If there’s one aspect of airlines’ direct customer acquisition efforts where there is opportunity to seize sizable market share, it is mobile customer bookings through the direct channel.  Mobile conversion rates on carriers’ branded websites and apps are averaging only one-fifth of their desktop conversion rates.

Mobile Booking

With smartphone and tablet use estimated to account for 30-50% of traffic to airline websites in 2016, airlines may see their mobile conversion rates – and, increasingly, their overall direct bookings – continue to lag behind third party distributors. To combat the problem, airlines should look to their peers in the travel-booking ecosystem. By improving in the three key areas outlined below, airlines can begin to reduce their reliance online travel agencies (OTAs) and metasearch engines (MSEs) to drive direct bookings and increase customer lifetime value (LTV).

1) User Experience

According to research, 40% of e-commerce purchases in the U.S. and 50% worldwide, now involve multiple devices throughout the consumer buying journey. Today’s multi-device consumers expect a fully-optimized mobile experience on every site they visit on a smartphone or tablet – and if they don’t get one, they navigate elsewhere.

Yet the majority of airlines still haven’t invested in providing customers with a sophisticated mobile experience. OTAs and MSEs, on the other hand, have. With Facebook reporting that 43% of travelers prefer booking with suppliers that provide a great multi-device experience, airlines with underperforming mobile sites will lose more and more direct bookings over time to the third-party suppliers.  Furthermore, a reported 72% of travelers are motivated by a smooth booking experience to book with the same supplier – OTA or airline – again.

2) Search & Visibility

Dodging buggy mobile interfaces and avoiding slow load times aren’t the only reasons travelers prefer OTAs, MSEs, and other sites over those of the airlines. Thanks to search engine algorithms that prioritize mobile-friendly pages in their results, many travelers are involuntarily directed towards aggregator sites.

Non-brand airline Google SERP

Google search results for “Flights from Los Angeles to San Francisco”


According to research conducted by Google in 2015, 85% of travel plans begin online with 90% of travelers starting their searches with Google and 75% of clicks within search results going to organic – rather than paid – links. To grow their direct bookings, airlines must both enhance their digital marketing strategies and invest in a mobile-friendly website to perform better online and ultimately decrease their bounce rates.

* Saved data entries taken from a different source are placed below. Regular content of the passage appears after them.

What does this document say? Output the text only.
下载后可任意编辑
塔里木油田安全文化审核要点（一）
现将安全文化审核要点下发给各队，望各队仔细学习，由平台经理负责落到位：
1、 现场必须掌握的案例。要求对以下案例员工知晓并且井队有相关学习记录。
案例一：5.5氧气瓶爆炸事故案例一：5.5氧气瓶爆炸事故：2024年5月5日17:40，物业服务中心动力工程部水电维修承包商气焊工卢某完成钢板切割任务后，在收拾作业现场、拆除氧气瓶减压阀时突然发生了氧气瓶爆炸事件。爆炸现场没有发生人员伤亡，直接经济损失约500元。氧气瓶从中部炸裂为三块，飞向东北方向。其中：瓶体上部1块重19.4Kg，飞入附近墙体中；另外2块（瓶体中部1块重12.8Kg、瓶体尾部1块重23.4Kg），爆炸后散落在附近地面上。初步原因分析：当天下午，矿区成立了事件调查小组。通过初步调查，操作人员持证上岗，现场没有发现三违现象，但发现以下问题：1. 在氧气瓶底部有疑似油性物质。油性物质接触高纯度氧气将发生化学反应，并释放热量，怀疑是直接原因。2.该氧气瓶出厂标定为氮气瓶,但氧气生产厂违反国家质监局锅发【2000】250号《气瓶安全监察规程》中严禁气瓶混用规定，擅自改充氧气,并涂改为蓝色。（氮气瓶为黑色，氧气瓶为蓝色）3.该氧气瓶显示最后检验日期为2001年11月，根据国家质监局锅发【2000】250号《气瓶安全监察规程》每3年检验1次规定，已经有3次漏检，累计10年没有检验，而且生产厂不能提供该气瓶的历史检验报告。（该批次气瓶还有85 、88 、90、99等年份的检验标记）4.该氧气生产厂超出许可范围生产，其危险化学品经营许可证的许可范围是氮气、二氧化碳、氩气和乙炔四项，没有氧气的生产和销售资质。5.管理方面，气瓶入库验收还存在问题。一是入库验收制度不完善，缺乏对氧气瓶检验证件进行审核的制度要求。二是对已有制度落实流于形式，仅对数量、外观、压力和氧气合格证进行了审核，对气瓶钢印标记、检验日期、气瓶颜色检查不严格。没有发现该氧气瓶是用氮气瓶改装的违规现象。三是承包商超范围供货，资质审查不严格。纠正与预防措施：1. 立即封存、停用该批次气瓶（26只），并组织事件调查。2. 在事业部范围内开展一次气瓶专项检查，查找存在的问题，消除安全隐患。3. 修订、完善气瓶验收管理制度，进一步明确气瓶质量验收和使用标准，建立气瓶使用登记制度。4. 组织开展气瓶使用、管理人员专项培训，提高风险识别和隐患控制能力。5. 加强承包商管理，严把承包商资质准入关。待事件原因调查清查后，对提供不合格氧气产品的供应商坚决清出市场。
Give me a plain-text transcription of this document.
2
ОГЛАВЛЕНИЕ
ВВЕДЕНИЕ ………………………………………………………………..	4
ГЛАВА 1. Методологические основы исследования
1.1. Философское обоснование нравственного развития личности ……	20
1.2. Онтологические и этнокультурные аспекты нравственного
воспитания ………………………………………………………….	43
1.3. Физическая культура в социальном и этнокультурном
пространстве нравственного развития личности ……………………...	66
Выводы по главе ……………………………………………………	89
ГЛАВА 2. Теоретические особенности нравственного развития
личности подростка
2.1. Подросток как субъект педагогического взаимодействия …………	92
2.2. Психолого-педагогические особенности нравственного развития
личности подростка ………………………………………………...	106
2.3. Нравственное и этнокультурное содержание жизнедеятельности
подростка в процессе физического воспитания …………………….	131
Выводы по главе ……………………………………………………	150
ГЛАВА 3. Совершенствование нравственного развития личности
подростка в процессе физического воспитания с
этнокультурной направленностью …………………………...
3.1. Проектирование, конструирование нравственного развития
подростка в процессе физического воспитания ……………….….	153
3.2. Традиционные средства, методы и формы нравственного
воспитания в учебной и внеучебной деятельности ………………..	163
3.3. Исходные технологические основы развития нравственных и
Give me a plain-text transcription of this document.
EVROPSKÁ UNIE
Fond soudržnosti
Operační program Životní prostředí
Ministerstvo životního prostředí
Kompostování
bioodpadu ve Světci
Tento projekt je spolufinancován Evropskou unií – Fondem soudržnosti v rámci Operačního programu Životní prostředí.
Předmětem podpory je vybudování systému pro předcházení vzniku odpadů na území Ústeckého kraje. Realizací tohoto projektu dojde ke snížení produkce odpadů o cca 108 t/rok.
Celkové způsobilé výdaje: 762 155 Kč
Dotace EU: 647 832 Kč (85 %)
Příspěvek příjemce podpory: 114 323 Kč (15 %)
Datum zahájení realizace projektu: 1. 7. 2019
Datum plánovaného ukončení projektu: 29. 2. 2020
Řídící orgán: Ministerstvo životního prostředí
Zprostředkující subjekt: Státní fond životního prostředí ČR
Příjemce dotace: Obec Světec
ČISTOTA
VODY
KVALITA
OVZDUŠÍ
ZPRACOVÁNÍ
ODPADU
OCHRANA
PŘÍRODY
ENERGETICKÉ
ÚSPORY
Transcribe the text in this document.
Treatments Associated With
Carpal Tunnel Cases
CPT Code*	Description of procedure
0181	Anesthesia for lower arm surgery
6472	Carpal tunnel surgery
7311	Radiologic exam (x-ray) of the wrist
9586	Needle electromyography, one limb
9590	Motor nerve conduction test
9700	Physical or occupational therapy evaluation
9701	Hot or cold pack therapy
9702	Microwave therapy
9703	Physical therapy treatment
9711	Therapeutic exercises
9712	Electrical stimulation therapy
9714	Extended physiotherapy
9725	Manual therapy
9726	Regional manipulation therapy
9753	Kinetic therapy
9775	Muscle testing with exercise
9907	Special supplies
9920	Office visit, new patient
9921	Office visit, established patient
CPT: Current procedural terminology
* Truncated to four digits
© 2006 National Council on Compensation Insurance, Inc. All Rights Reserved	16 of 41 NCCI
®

3) Focus On Traveler Lifetime Value


Customer LTV Graphic

Boosting their investment in mobile solutions and deploying more aggressive digital marketing strategies will benefit airlines in other ways, as well. For decades, airlines have marketed to potential customers with the goal of driving individual flight purchases, making “cost per sale” their most relevant metric.  OTAs, however, have taken a different approach – spending their marketing dollars to provide a platform which maximizes the LTV of a customer.


Lessons for Airlines

By seizing mobile consumers from the start of the travel booking process through mobile-friendly interfaces, OTAs “own” their relationships with those travelers and essentially lease them out to airlines for their flight-purchase transactions. Investing in mobile-centric strategies to boost customer acquisition will allow airlines to continually build stronger and more valuable relationships with travelers. By providing them with greater value over time through targeted messaging, personalized offers, loyalty marketing, and other efforts airlines can engage customers earlier in the booking funnel and ensure greater LTV.